Érase una vez, en lo alto de una colina gallega, un ermitaño. Era alto, esbelto, de expresión seria, barba media y ojos negros azabache. Causaba mucha atracción de entre las más bellas damiselas del lugar, todas querían casarse con él.
Cada día tenía su ritual del buen vivir: por la mañana, se tomaba su café al lado de un buen libro; al medio día, sus macarrones a la boloñesa y su postre favorito, helado de chocolate; por la tarde tomaba otro café acompañado de algún dulce y su libro; por la noche cenaba ligero, cualquier cosa que le ayudase a conciliar el sueño, ya que al paso de los años, le costaba entrar en los brazos de Morfeo. Como a muchos humanos.
Aquel ermitaño era tan inteligente, que no se dejaba cortejar por mujeres, no le convenía, pensó. Él no quería compromisos de ningún tipo ya, estaba dedicado en cuerpo y alma al cultivo de la poesía mística, decidió este camino al ver que con las mozas no había mucho entendimiento algunas veces. Preferió el camino de la Luz Divina.
En su pequeño y acogedor monasterio, tenía todo lo necesario para vivir; alejado del mundanal ruido de la ciudad, que tanto hastío le causaba siempre.

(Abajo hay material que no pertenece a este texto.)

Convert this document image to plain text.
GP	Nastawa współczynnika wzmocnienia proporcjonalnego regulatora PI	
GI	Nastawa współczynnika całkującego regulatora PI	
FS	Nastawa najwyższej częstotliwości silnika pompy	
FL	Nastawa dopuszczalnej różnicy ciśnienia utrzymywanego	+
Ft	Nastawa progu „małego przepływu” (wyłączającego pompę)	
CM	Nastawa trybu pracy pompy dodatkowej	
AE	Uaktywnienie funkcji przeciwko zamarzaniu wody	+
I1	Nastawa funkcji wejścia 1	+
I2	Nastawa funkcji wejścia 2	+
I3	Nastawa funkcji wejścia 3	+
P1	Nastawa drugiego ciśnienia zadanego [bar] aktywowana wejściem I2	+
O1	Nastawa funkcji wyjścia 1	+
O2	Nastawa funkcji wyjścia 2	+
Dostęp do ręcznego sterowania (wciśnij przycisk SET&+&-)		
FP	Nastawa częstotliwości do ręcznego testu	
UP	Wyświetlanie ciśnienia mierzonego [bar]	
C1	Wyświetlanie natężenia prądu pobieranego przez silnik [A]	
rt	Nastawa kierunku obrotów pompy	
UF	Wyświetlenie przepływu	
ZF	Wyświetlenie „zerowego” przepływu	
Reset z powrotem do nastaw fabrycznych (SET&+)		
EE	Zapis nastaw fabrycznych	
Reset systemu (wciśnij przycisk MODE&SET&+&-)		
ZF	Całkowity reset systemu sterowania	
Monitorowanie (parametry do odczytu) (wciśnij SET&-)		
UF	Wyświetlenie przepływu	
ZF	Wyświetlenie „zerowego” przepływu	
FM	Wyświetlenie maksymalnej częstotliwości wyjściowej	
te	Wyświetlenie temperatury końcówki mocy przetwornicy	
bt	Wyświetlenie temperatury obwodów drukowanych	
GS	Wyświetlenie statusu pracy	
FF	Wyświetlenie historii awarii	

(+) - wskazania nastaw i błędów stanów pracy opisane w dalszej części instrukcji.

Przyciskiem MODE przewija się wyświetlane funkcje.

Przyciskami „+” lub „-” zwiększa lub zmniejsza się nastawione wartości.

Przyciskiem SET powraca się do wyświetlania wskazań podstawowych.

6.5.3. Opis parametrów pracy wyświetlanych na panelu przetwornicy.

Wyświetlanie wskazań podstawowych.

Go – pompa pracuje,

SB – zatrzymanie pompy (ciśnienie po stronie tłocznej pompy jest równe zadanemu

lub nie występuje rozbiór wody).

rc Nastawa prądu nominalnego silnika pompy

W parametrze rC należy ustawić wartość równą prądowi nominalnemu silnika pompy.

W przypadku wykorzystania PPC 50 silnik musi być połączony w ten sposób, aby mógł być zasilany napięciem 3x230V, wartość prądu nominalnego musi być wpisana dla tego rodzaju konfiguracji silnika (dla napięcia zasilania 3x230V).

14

Le servían varias personas a su merced, con todas las comodidades posibles.
Un día, una de aquellas mozas de la colina que volaban los vientos por él, se acercó a su monasterio sin avisar. Picó a la puerta de una de las habitaciones del ermitaño y este le abrió con aires refunfuñones.
--Buenos días señor, le traigo un pequeño dulce para que se deleite vuestra merced, lleva aquí muchos días encerrado, le veo más delgado y he pensado que esto podría gustarle...
--¿Hermenegilda, qué hace usted aquí, si puede saberse?
--No no, mi señor, solo quería que se alimentara un poco...
--¿Y viene así, sin avisar? ¿A usted qué le importa si me alimento o no? ¡Como si me muero! Estoy harto, siempre alguien viene a interrumpir mi paz, mi lectura y mis poesías.
--No se preocupe, paso el mensaje al resto de chicas para que no vengan nunca más a servirle nada, ni a hacerle detalles de ningún tipo, ni a darle los buenos días, ni a limpiarle su apestosa habitación, que tienen que ponerse una máscara especial cada vez que entran aquí. ¡Un respeto! Llevamos años sirviéndole sin nada a cambio, cubriendo sus necesidades básicas ¿y así nos trata? Es usted un desdeñoso ermitaño desagradecido, y mire, ahí tiene su castigo divino, siempre estará solo.
--El camino que he escogido no entinde de compañías, hay que estar solo para llegar a la Gloria Divina, sin dependencias ni apoyos más que los del gran Jefe del Cielo. Desaparezca de aquí ya. Déjenme tranquilo. No tengo ganas de debatir.
Y después de esta conversación, el poeta místico escribió sus últimos versos y los dejó en su pequeño y acogedor monasterio para la posteridad.
Finalmente, se unió su alma con Dios, en busca de su paz interior, que tantos años había perseguido.